Section 5.4 Existence Proofs
Sometimes, in mathematics, we want to prove that a certain object exists. For example, given an equation, a solution to this equation exists.
Subsection 5.4.1 Existence Proofs
Definition 5.4.1.
An existence theorem is a theorem which asserts that something exists, without providing information about how to find it.
There are two classes of proofs of existence theorems: constructive proofs and non-constructive proofs. Literally, constructive proofs involve explicitly constructing the object that satisfies the properties of the theorem, and proving that it does satisfy these properties. On the other hand, non-constructive proof show the existence of the object without constructing it.
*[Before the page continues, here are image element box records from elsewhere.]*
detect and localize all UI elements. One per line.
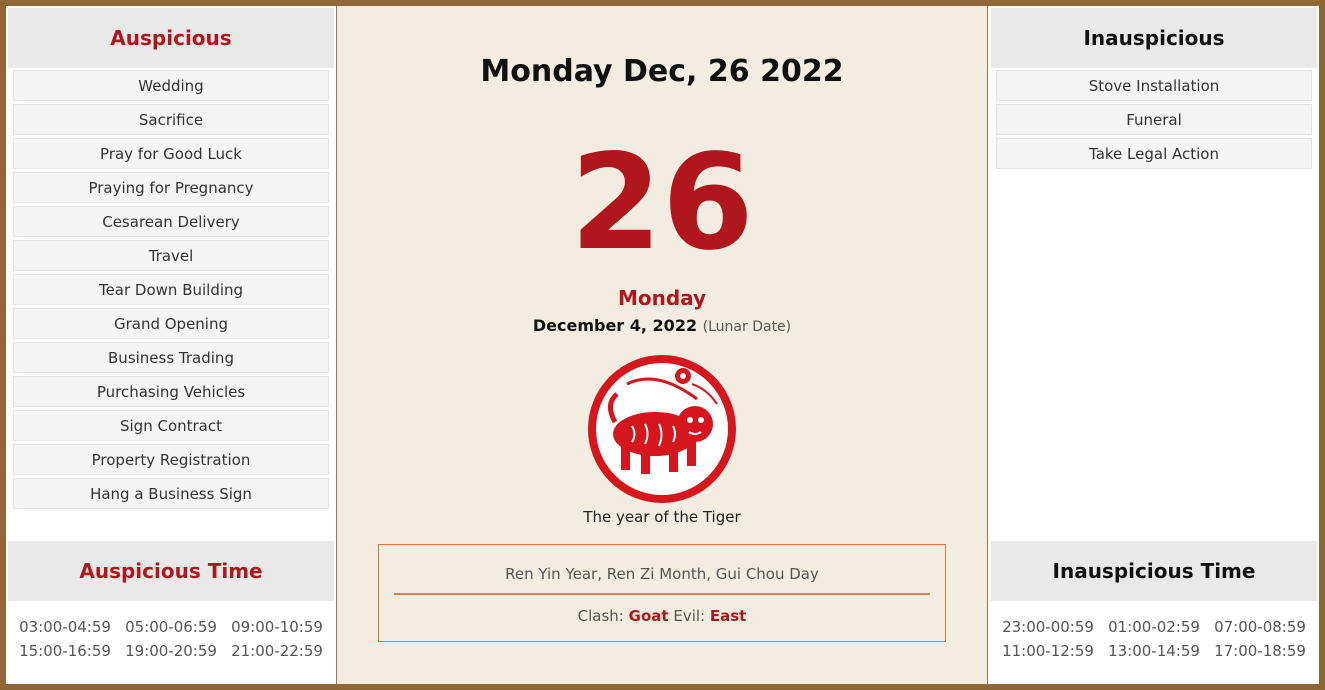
inauspicious-time-slot: 13:00-14:59 (1108, 642, 1200, 660)
auspicious-item[interactable]: Grand Opening (13, 308, 329, 339)
auspicious-item[interactable]: Business Trading (13, 342, 329, 373)
auspicious-item[interactable]: Sacrifice (13, 104, 329, 135)
inauspicious-time-slot: 01:00-02:59 (1108, 618, 1200, 636)
auspicious-time-slot: 05:00-06:59 (125, 618, 217, 636)
page-title: Monday Dec, 26 2022 (480, 54, 844, 89)
auspicious-item[interactable]: Property Registration (13, 444, 329, 475)
auspicious-item[interactable]: Tear Down Building (13, 274, 329, 305)
lunar-date-value: December 4, 2022 (532, 316, 698, 335)
inauspicious-time-header: Inauspicious Time (991, 541, 1317, 601)
inauspicious-time-slot: 17:00-18:59 (1214, 642, 1306, 660)
auspicious-item[interactable]: Sign Contract (13, 410, 329, 441)
auspicious-column: Auspicious Wedding Sacrifice Pray for Good… (6, 6, 336, 684)
inauspicious-time-slot: 23:00-00:59 (1002, 618, 1094, 636)
auspicious-item[interactable]: Wedding (13, 70, 329, 101)
ganzhi-text: Ren Yin Year, Ren Zi Month, Gui Chou Day (505, 565, 819, 583)
evil-label: Evil: (673, 607, 706, 625)
inauspicious-time-slot: 11:00-12:59 (1002, 642, 1094, 660)
auspicious-item[interactable]: Cesarean Delivery (13, 206, 329, 237)
auspicious-item[interactable]: Praying for Pregnancy (13, 172, 329, 203)
clash-line: Clash: Goat Evil: East (379, 607, 945, 625)
auspicious-time-slot: 15:00-16:59 (19, 642, 111, 660)
auspicious-item[interactable]: Hang a Business Sign (13, 478, 329, 509)
inauspicious-item[interactable]: Funeral (996, 104, 1312, 135)
inauspicious-time-title: Inauspicious Time (1052, 559, 1256, 583)
inauspicious-column: Inauspicious Stove Installation Funeral Ta… (989, 6, 1319, 684)
auspicious-list: Wedding Sacrifice Pray for Good Luck Prayin… (13, 70, 329, 512)
auspicious-item[interactable]: Travel (13, 240, 329, 271)
auspicious-time-header: Auspicious Time (8, 541, 334, 601)
auspicious-title: Auspicious (110, 26, 232, 50)
day-number: 26 (570, 126, 754, 280)
ganzhi-box: Ren Yin Year, Ren Zi Month, Gui Chou Day… (378, 544, 946, 642)
divider (394, 593, 930, 595)
clash-label: Clash: (577, 607, 624, 625)
tiger-papercut-icon (588, 355, 736, 503)
auspicious-header: Auspicious (8, 8, 334, 68)
auspicious-time-slot: 19:00-20:59 (125, 642, 217, 660)
auspicious-item[interactable]: Purchasing Vehicles (13, 376, 329, 407)
calendar-frame: Auspicious Wedding Sacrifice Pray for Good… (6, 6, 1319, 684)
inauspicious-item[interactable]: Stove Installation (996, 70, 1312, 101)
auspicious-time-slot: 21:00-22:59 (231, 642, 323, 660)
auspicious-time-list: 03:00-04:59 05:00-06:59 09:00-10:59 15:00-1… (6, 618, 336, 660)
auspicious-time-title: Auspicious Time (79, 559, 263, 583)
lunar-date-note: (Lunar Date) (702, 319, 792, 335)
auspicious-item[interactable]: Pray for Good Luck (13, 138, 329, 169)
day-detail: Monday Dec, 26 2022 26 Monday December 4… (336, 6, 988, 684)
inauspicious-item[interactable]: Take Legal Action (996, 138, 1312, 169)
inauspicious-time-list: 23:00-00:59 01:00-02:59 07:00-08:59 11:00-1… (989, 618, 1319, 660)
inauspicious-header: Inauspicious (991, 8, 1317, 68)
evil-value: East (709, 607, 747, 625)
inauspicious-time-slot: 07:00-08:59 (1214, 618, 1306, 636)
inauspicious-title: Inauspicious (1083, 26, 1225, 50)
weekday: Monday (617, 286, 707, 310)
auspicious-time-slot: 09:00-10:59 (231, 618, 323, 636)
zodiac-caption: The year of the Tiger (583, 508, 741, 526)
auspicious-time-slot: 03:00-04:59 (19, 618, 111, 636)
lunar-date: December 4, 2022 (Lunar Date) (337, 316, 987, 335)
inauspicious-list: Stove Installation Funeral Take Legal Acti… (996, 70, 1312, 172)
clash-value: Goat (628, 607, 669, 625)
Subsection 5.4.2 Famous Non-Constructive Proof
Theorem 5.4.2. There exists a power of irrationals which is rational.
There exists two irrational numbers \(a\) and \(b\) such that \(a^b\) is rational.
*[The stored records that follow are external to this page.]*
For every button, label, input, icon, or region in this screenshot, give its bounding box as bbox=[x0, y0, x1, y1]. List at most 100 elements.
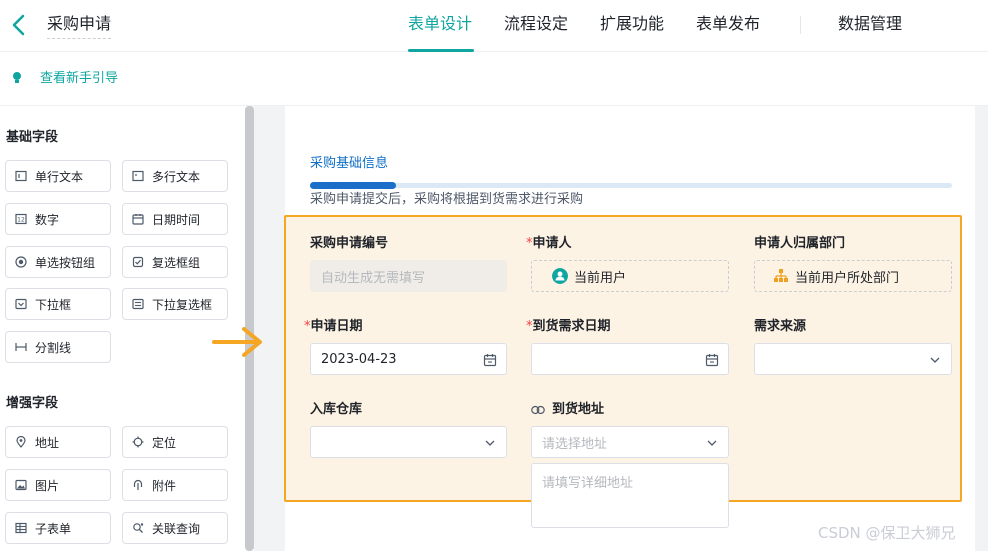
lightbulb-icon bbox=[13, 72, 21, 83]
divider-icon bbox=[15, 343, 27, 351]
tab-publish[interactable]: 表单发布 bbox=[696, 14, 760, 34]
field-single-line-text[interactable]: 单行文本 bbox=[5, 160, 111, 192]
tab-divider bbox=[800, 16, 801, 34]
warehouse-select[interactable] bbox=[310, 426, 507, 458]
top-bar: 采购申请 表单设计 流程设定 扩展功能 表单发布 数据管理 bbox=[0, 0, 988, 52]
applicant-field[interactable]: 当前用户 bbox=[531, 260, 729, 292]
tab-workflow[interactable]: 流程设定 bbox=[504, 14, 568, 34]
field-label: 分割线 bbox=[35, 340, 72, 355]
crosshair-icon bbox=[132, 436, 144, 448]
label-request-no: 采购申请编号 bbox=[310, 236, 389, 251]
apply-date-value: 2023-04-23 bbox=[321, 351, 397, 367]
image-icon bbox=[15, 479, 27, 491]
location-pin-icon bbox=[16, 436, 26, 448]
field-label: 附件 bbox=[152, 478, 177, 493]
tab-extensions[interactable]: 扩展功能 bbox=[600, 14, 664, 34]
field-multi-line-text[interactable]: 多行文本 bbox=[122, 160, 228, 192]
svg-text:12: 12 bbox=[17, 217, 25, 224]
label-arrival-date: *到货需求日期 bbox=[526, 319, 611, 335]
label-department: 申请人归属部门 bbox=[754, 236, 846, 251]
field-label: 图片 bbox=[35, 478, 60, 493]
watermark: CSDN @保卫大狮兄 bbox=[818, 524, 956, 542]
org-chart-icon bbox=[774, 269, 788, 282]
tab-data-management[interactable]: 数据管理 bbox=[838, 14, 902, 34]
field-location[interactable]: 定位 bbox=[122, 426, 228, 458]
arrow-right-icon bbox=[212, 327, 262, 357]
link-icon bbox=[531, 405, 545, 415]
field-label: 下拉框 bbox=[35, 297, 72, 312]
attachment-icon bbox=[133, 479, 143, 490]
field-address[interactable]: 地址 bbox=[5, 426, 111, 458]
field-subform[interactable]: 子表单 bbox=[5, 512, 111, 544]
linked-query-icon bbox=[133, 523, 144, 533]
chevron-down-icon bbox=[930, 357, 940, 363]
checkbox-icon bbox=[132, 256, 144, 268]
field-radio-group[interactable]: 单选按钮组 bbox=[5, 246, 111, 278]
single-line-text-icon bbox=[15, 170, 27, 182]
section-divider-accent bbox=[310, 182, 396, 189]
apply-date-input[interactable]: 2023-04-23 bbox=[310, 343, 507, 375]
app-title[interactable]: 采购申请 bbox=[47, 14, 112, 39]
section-description: 采购申请提交后，采购将根据到货需求进行采购 bbox=[310, 192, 584, 207]
chevron-down-icon bbox=[707, 440, 717, 446]
field-attachment[interactable]: 附件 bbox=[122, 469, 228, 501]
basic-fields-title: 基础字段 bbox=[6, 130, 59, 145]
department-value: 当前用户所处部门 bbox=[795, 270, 900, 286]
address-detail-placeholder: 请填写详细地址 bbox=[542, 476, 634, 491]
chevron-down-icon bbox=[485, 440, 495, 446]
field-label: 定位 bbox=[152, 435, 177, 450]
field-number[interactable]: 12 数字 bbox=[5, 203, 111, 235]
field-label: 数字 bbox=[35, 212, 60, 227]
department-field[interactable]: 当前用户所处部门 bbox=[754, 260, 952, 292]
request-no-placeholder: 自动生成无需填写 bbox=[321, 270, 426, 286]
field-label: 子表单 bbox=[35, 521, 72, 536]
field-multi-dropdown[interactable]: 下拉复选框 bbox=[122, 288, 228, 320]
field-dropdown[interactable]: 下拉框 bbox=[5, 288, 111, 320]
section-title[interactable]: 采购基础信息 bbox=[310, 156, 388, 172]
label-apply-date-text: 申请日期 bbox=[310, 319, 363, 334]
subform-icon bbox=[15, 522, 27, 534]
field-label: 日期时间 bbox=[152, 212, 201, 227]
field-datetime[interactable]: 日期时间 bbox=[122, 203, 228, 235]
field-checkbox-group[interactable]: 复选框组 bbox=[122, 246, 228, 278]
field-image[interactable]: 图片 bbox=[5, 469, 111, 501]
calendar-icon bbox=[132, 214, 144, 225]
advanced-fields-title: 增强字段 bbox=[6, 396, 59, 411]
radio-icon bbox=[15, 256, 27, 268]
label-apply-date: *申请日期 bbox=[304, 319, 363, 335]
label-arrival-date-text: 到货需求日期 bbox=[532, 319, 611, 334]
field-divider[interactable]: 分割线 bbox=[5, 331, 111, 363]
demand-source-select[interactable] bbox=[754, 343, 952, 375]
arrival-date-input[interactable] bbox=[531, 343, 729, 375]
multi-dropdown-icon bbox=[132, 298, 144, 310]
field-palette: 基础字段 单行文本 多行文本 12 数字 日期时间 单选按钮组 复选框组 下拉框… bbox=[0, 106, 246, 551]
address-select-placeholder: 请选择地址 bbox=[542, 436, 608, 452]
field-label: 复选框组 bbox=[152, 255, 201, 270]
request-no-input: 自动生成无需填写 bbox=[310, 260, 507, 292]
guide-link[interactable]: 查看新手引导 bbox=[40, 71, 118, 87]
section-divider-track bbox=[310, 183, 952, 188]
field-label: 多行文本 bbox=[152, 169, 201, 184]
address-detail-textarea[interactable]: 请填写详细地址 bbox=[531, 463, 729, 528]
field-label: 下拉复选框 bbox=[152, 297, 213, 312]
label-applicant: *申请人 bbox=[526, 236, 572, 252]
label-applicant-text: 申请人 bbox=[532, 236, 572, 251]
back-arrow-icon[interactable] bbox=[8, 12, 30, 38]
calendar-icon bbox=[705, 354, 719, 367]
label-demand-source: 需求来源 bbox=[754, 319, 807, 334]
address-region-select[interactable]: 请选择地址 bbox=[531, 426, 729, 458]
applicant-value: 当前用户 bbox=[574, 270, 627, 286]
calendar-icon bbox=[483, 354, 497, 367]
field-linked-query[interactable]: 关联查询 bbox=[122, 512, 228, 544]
guide-bar: 查看新手引导 bbox=[0, 52, 988, 106]
label-address-text: 到货地址 bbox=[552, 402, 605, 417]
tab-form-design[interactable]: 表单设计 bbox=[408, 14, 472, 34]
field-label: 关联查询 bbox=[152, 521, 201, 536]
dropdown-icon bbox=[15, 298, 27, 310]
field-label: 单选按钮组 bbox=[35, 255, 96, 270]
label-warehouse: 入库仓库 bbox=[310, 402, 363, 417]
field-label: 地址 bbox=[35, 435, 60, 450]
user-icon bbox=[552, 268, 568, 284]
multi-line-text-icon bbox=[132, 170, 144, 182]
label-address: 到货地址 bbox=[531, 402, 604, 418]
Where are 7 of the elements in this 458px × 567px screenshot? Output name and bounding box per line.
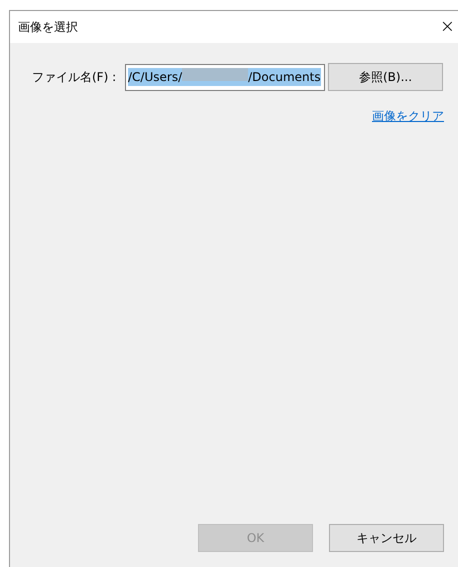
window-title: 画像を選択: [18, 19, 78, 36]
cancel-button[interactable]: キャンセル: [329, 524, 444, 552]
field-label: ファイル名(F) :: [32, 69, 118, 86]
file-name-field[interactable]: /C/Users/ /Documents: [125, 64, 325, 90]
browse-button[interactable]: 参照(B)...: [328, 63, 443, 91]
clear-image-link[interactable]: 画像をクリア: [372, 107, 444, 125]
close-button[interactable]: ×: [440, 18, 455, 36]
This theorem is not intuitive, and it has an elegant non-constructive proof. It uses the fact that \(\sqrt{2}\) is irrational.
Proof.
Consider the number \(\sqrt{2}^{\sqrt{2}\text{.}\)
If \(\sqrt{2}^{\sqrt{2}}\) is rational, then we can let \(a = b = \sqrt{2}\) (which are both irrational) and we are done.
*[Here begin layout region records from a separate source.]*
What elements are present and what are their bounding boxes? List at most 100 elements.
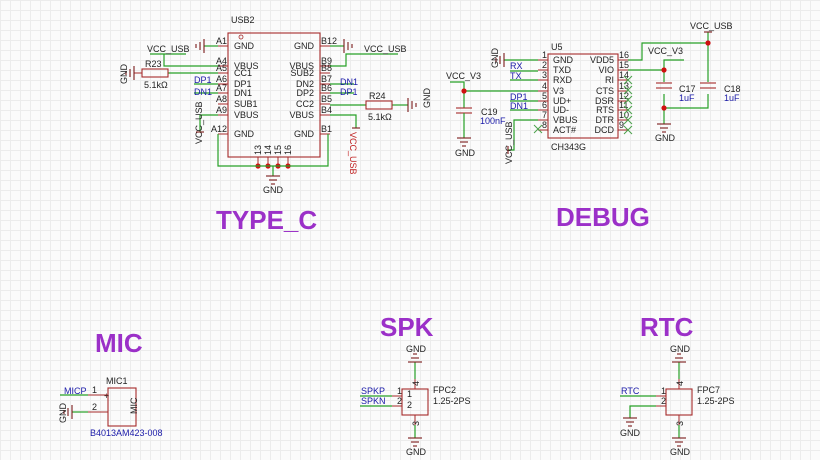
ground-icon: GND — [406, 437, 427, 457]
u5-pin-number: 10 — [619, 110, 629, 120]
fpc7-pin-3: 3 — [675, 421, 685, 426]
junction-dot — [661, 105, 667, 111]
u5-pin-name: VBUS — [553, 115, 578, 125]
junction-dot — [461, 88, 467, 94]
fpc2-pin-3: 3 — [411, 421, 421, 426]
u5-pin-name: DTR — [596, 115, 615, 125]
ground-icon: GND — [655, 123, 676, 143]
u5-pin-name: RXD — [553, 75, 573, 85]
net-gnd-label: GND — [263, 185, 284, 195]
net-gnd-label: GND — [620, 428, 641, 438]
u5-pin-number: 4 — [542, 81, 547, 91]
usb2-pin-name: SUB1 — [234, 99, 258, 109]
net-vcc-usb-label: VCC_USB — [504, 121, 514, 164]
usb2-pin-name: SUB2 — [290, 68, 314, 78]
net-gnd-label: GND — [670, 344, 691, 354]
net-vcc-usb-label: VCC_USB — [194, 101, 204, 144]
usb2-pin-number: A8 — [216, 94, 227, 104]
u5-pin-name: DCD — [595, 125, 615, 135]
usb2-pin-number: A9 — [216, 105, 227, 115]
section-title-debug: DEBUG — [556, 202, 650, 232]
net-rx-label: RX — [510, 61, 523, 71]
u5-ref: U5 — [551, 42, 563, 52]
capacitor-c17[interactable]: C17 1uF — [656, 82, 696, 103]
u5-pin-name: TXD — [553, 65, 572, 75]
usb2-ref: USB2 — [231, 15, 255, 25]
net-vcc-usb-label: VCC_USB — [364, 44, 407, 54]
junction-dot — [661, 67, 667, 73]
mic1-body-label: MIC — [129, 397, 139, 414]
net-dn1-label: DN1 — [510, 101, 528, 111]
usb2-pin-16: 16 — [283, 145, 293, 155]
fpc7-part: 1.25-2PS — [697, 396, 735, 406]
u5-pin-name: V3 — [553, 86, 564, 96]
net-tx-label: TX — [510, 71, 522, 81]
usb2-pin-15: 15 — [273, 145, 283, 155]
fpc2-connector[interactable]: 1 2 3 4 1 2 FPC2 1.25-2PS — [392, 379, 471, 426]
ground-icon: GND — [407, 88, 432, 112]
u5-pin-number: 2 — [542, 60, 547, 70]
ground-icon: GND — [620, 417, 641, 438]
fpc2-inner-2: 2 — [407, 400, 412, 410]
fpc2-body — [401, 388, 429, 416]
usb2-pin-name: GND — [234, 41, 255, 51]
mic1-ref: MIC1 — [106, 376, 128, 386]
ground-icon: GND — [490, 48, 505, 69]
usb2-pin-name: VBUS — [234, 110, 259, 120]
usb2-pin-name: DP2 — [296, 88, 314, 98]
net-gnd-label: GND — [422, 88, 432, 109]
schematic: TYPE_C DEBUG MIC SPK RTC USB2 A1 GNDA4 VBU… — [58, 15, 741, 457]
u5-pin-name: RI — [605, 75, 614, 85]
resistor-r24[interactable]: R24 5.1kΩ — [365, 91, 393, 122]
fpc7-pin-4: 4 — [675, 381, 685, 386]
u5-pin-name: CTS — [596, 86, 614, 96]
u5-pin-number: 8 — [542, 120, 547, 130]
net-vcc-v3-label: VCC_V3 — [648, 46, 683, 56]
u5-pin-number: 3 — [542, 70, 547, 80]
net-gnd-label: GND — [119, 64, 129, 85]
r24-value: 5.1kΩ — [368, 112, 392, 122]
fpc2-pin-1: 1 — [397, 386, 402, 396]
usb2-pin-name: GND — [294, 41, 315, 51]
pin1-marker-icon — [238, 34, 244, 40]
u5-right-pins: 16VDD5 15VIO 14RI13CTS 12DSR 11RTS 10DTR 9DCD — [590, 50, 629, 135]
net-dn1-label: DN1 — [194, 87, 212, 97]
ground-icon: GND — [119, 64, 135, 85]
u5-ic[interactable]: U5 CH343G 1 GND2 TXD3 RXD4 V35 UD+6 UD-7 VBUS8 A… — [538, 42, 629, 152]
u5-pin-name: VIO — [598, 65, 614, 75]
ground-icon — [195, 39, 205, 53]
usb2-left-pins: A1 GNDA4 VBUSA5 CC1A6 DP1A7 DN1A8 SUB1A9 VBUSA1… — [211, 36, 259, 139]
u5-pin-name: GND — [553, 55, 574, 65]
c19-value: 100nF — [480, 116, 506, 126]
c17-value: 1uF — [679, 93, 695, 103]
mic1-pin-2: 2 — [92, 402, 97, 412]
u5-pin-number: 15 — [619, 60, 629, 70]
ground-icon — [343, 39, 353, 53]
net-gnd-label: GND — [455, 148, 476, 158]
usb2-connector[interactable]: USB2 A1 GNDA4 VBUSA5 CC1A6 DP1A7 DN1A8 SUB1A9 V… — [211, 15, 337, 169]
u5-pin-number: 9 — [619, 120, 624, 130]
usb2-pin-number: B5 — [321, 94, 332, 104]
u5-part: CH343G — [551, 142, 586, 152]
net-gnd-label: GND — [490, 48, 500, 69]
section-title-spk: SPK — [380, 312, 434, 342]
fpc7-connector[interactable]: 1 2 3 4 FPC7 1.25-2PS — [656, 379, 735, 426]
mic1-component[interactable]: MIC1 MIC + 1 2 B4013AM423-008 — [88, 376, 163, 438]
fpc7-pin-1: 1 — [661, 386, 666, 396]
usb2-pin-number: A12 — [211, 124, 227, 134]
net-gnd-label: GND — [406, 344, 427, 354]
usb2-bottom-pins: 13 14 15 16 — [253, 145, 293, 166]
u5-pin-number: 6 — [542, 100, 547, 110]
net-rtc-label: RTC — [621, 386, 640, 396]
u5-pin-name: ACT# — [553, 125, 576, 135]
capacitor-c18[interactable]: C18 1uF — [700, 82, 741, 103]
u5-left-pins: 1 GND2 TXD3 RXD4 V35 UD+6 UD-7 VBUS8 ACT# — [538, 50, 578, 135]
usb2-pin-name: GND — [234, 129, 255, 139]
usb2-pin-number: B8 — [321, 63, 332, 73]
fpc2-part: 1.25-2PS — [433, 396, 471, 406]
resistor-r23[interactable]: R23 5.1kΩ — [134, 59, 169, 90]
u5-pin-number: 1 — [542, 50, 547, 60]
capacitor-c19[interactable]: C19 100nF — [456, 107, 506, 138]
section-title-type-c: TYPE_C — [216, 205, 317, 235]
mic1-part: B4013AM423-008 — [90, 428, 163, 438]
If \(\sqrt{2}^{\sqrt{2}}\) is irrational, then consider raising this number to the exponent \(\sqrt{2}\text{,}\)
\begin{align*} \brac{\sqrt{2}^{\sqrt{2}}^{\sqrt{2}} \amp = \sqrt{2}^{\sqrt{2} \cdot \sqrt{2}} \amp\amp \text{by properties of exponents}\\ \amp = \sqrt{2}^2\\ \amp = 2 \end{align*}Thus, we can let \(a = \sqrt{2}^{\sqrt{2}}\) (which is irrational, by assumption), and \(b = \sqrt{2}\text{.}\) Then, \(a^b = 2\) is rational, and we are done.
This proof is very subtle. Notice that this proof doesn't actual show that \(\sqrt{2}^{\sqrt{2}}\) is rational or not (in fact, it is not). Rather, it shows that either way, we can construct the desired result.
Subsection 5.4.3 Remark on Existence Theorems
Sometimes, existence theorems seem unhelpful. It seems intuitive that if there is a method to determine how to find something, then that method can just be used to determine the solution, without considering whether it exists. However, this can sometimes lead to pitfalls.
Subsection 5.4.4 False Existence Proof
Fact 5.4.3. False proof 1 is the largest positive Integer (Perron's paradox).
1 is the largest positive integer.
This result is clearly false, as there is no largest positive integer. However, if we assume that a largest positive integer does exist, then we can “prove” the result.
Proof.
Let \(n\) be the largest positive integer. Then, \(n\) is a positive integer, so \(n \geq 1\text{.}\) Then, multiplying both sides by \(n\) (which is positive), we have \(n^2 \geq n\text{.}\) Also, \(n\) is a positive integer so \(n^2\) is also a positive integer. Since \(n\) is the largest positive integer, we have \(n^2 \leq n\text{.}\) Thus, \(n^2 = n\text{,}\) so \(n^2 - n = 0\text{,}\) so \(n(n - 1) = 0\text{.}\) The solutions to this equation are \(n = 0, 1\text{.}\) Since 0 is not a positive integer, this implies that \(n = 1\text{.}\)
The only mistake in this proof is the initial assumption, that a largest positive integer $n$ exists. In fact, this theorem proves the implication, “if the largest positive integer exists, then it is 1”. This implication is true, however, the hypothesis is false.
The more general principle is that if you assume a false statment, then you can prove anything, because the condition \(\text{false} \implies Q\) is true always. This false proof is called Perron's paradox, named after German mathematician Oskar Perron.